We all know that "pathology," as used generally, means that part of medicine which explains the nature of diseases, their causes and symptoms. A "pathological condition" means neither more nor less than a diseased condition of the body. The insurance in this case was against bodily injuries effected through external, violent and accidental means. It was not to extend "to any death or disability which may have been caused wholly or in part by bodily infirmities, or disease existing prior or subsequent to the date" of the policy, "nor to any case except where the injury is the proximate or sole cause of the disability or death." There cannot be the slightest doubt that malignant pustule is regarded generally, by those who have but the usual acquaintance with such matters, as a *Page 312 disease. Every particle of testimony given by the doctors called by the plaintiff, shows clearly to my mind that it is so regarded generally in the medical world, and that it is only when these doctors are asked to define the case in a manner to suit their refined notions of scientific and artistic accuracy, that they define the trouble as a "pathological condition of the body" in the one case, "succumbing to infliction of this particular poison," and in the other, "following this particular inroad of this particular kind of bacilli."

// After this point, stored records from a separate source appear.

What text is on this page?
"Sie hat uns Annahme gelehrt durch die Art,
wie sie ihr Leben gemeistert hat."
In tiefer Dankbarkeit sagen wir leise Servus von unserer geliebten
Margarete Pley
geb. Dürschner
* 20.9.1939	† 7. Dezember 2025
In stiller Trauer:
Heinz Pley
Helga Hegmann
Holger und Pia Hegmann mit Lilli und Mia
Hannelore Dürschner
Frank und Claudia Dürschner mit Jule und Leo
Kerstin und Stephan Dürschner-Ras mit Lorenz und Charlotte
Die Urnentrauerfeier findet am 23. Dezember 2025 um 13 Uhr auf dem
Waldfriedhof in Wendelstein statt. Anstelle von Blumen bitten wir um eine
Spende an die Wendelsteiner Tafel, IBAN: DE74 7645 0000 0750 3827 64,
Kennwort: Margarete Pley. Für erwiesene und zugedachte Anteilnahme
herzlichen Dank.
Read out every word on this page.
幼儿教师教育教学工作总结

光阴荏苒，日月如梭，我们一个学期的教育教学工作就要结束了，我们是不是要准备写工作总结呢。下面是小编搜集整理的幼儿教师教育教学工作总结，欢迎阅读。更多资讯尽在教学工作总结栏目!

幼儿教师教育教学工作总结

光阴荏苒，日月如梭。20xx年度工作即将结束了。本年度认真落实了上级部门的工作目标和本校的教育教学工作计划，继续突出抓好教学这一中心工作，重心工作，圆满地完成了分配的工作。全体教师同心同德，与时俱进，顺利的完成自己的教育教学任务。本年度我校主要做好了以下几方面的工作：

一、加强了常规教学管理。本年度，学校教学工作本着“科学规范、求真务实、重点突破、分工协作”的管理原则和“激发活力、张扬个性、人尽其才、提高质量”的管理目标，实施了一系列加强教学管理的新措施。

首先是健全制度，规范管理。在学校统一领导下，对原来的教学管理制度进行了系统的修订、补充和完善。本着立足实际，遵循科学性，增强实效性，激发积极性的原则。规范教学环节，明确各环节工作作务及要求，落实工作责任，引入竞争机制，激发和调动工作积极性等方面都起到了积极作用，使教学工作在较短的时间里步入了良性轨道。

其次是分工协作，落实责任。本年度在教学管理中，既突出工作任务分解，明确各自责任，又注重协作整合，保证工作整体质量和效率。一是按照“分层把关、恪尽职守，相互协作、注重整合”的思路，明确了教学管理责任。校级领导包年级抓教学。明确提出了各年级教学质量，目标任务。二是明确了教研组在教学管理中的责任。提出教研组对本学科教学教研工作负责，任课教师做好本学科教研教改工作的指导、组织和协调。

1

The difference between the cause of this condition and the causes of typhoid fever, tuberculosis, small-pox, scarlet fever and such like diseases, is that this particular condition is caused by different bacilli from the others, and they come in contact with the skin or enter into its pores, while in the other cases they are generally breathed in.

But no abrasion of the skin is needed to produce the contact of the bacilli, and what follows from such contact seems to be as plainly a disease as in the case of small-pox or typhoid fever. The question then is, even assuming that some particular physicians refuse to call this a disease and describe it as a pathological condition, whether it is not a disease within the meaning of that term as used in this policy? Taking all the facts testified to by these physicians of the plaintiff, including their own special description of this condition of the body, and it seems to me there can be no intelligent, rational doubt that the insured died from a disease attacking him subsequent to the issuing of the policy. He did not die from any accident within the provision contained in the policy defining an accident. The definition given by the physicians for the plaintiff as to the difficulty being a pathological condition of the body and not a disease, is upon these facts entirely too fragile to base a recovery upon, and the distinction between a disease and a pathological condition of the body is, with reference to this case, much too refined for common acceptance. It seems to me clear that the meaning of the words used in the policy cover just such a case, and that the parties never intended that a cause of death, which to all outward appearances, and to the world in general, was a *Page 313 disease, should be converted into a "pathological condition" of the body caused by an accident.

The judgment should be reversed and a new trial ordered. costs to abide event.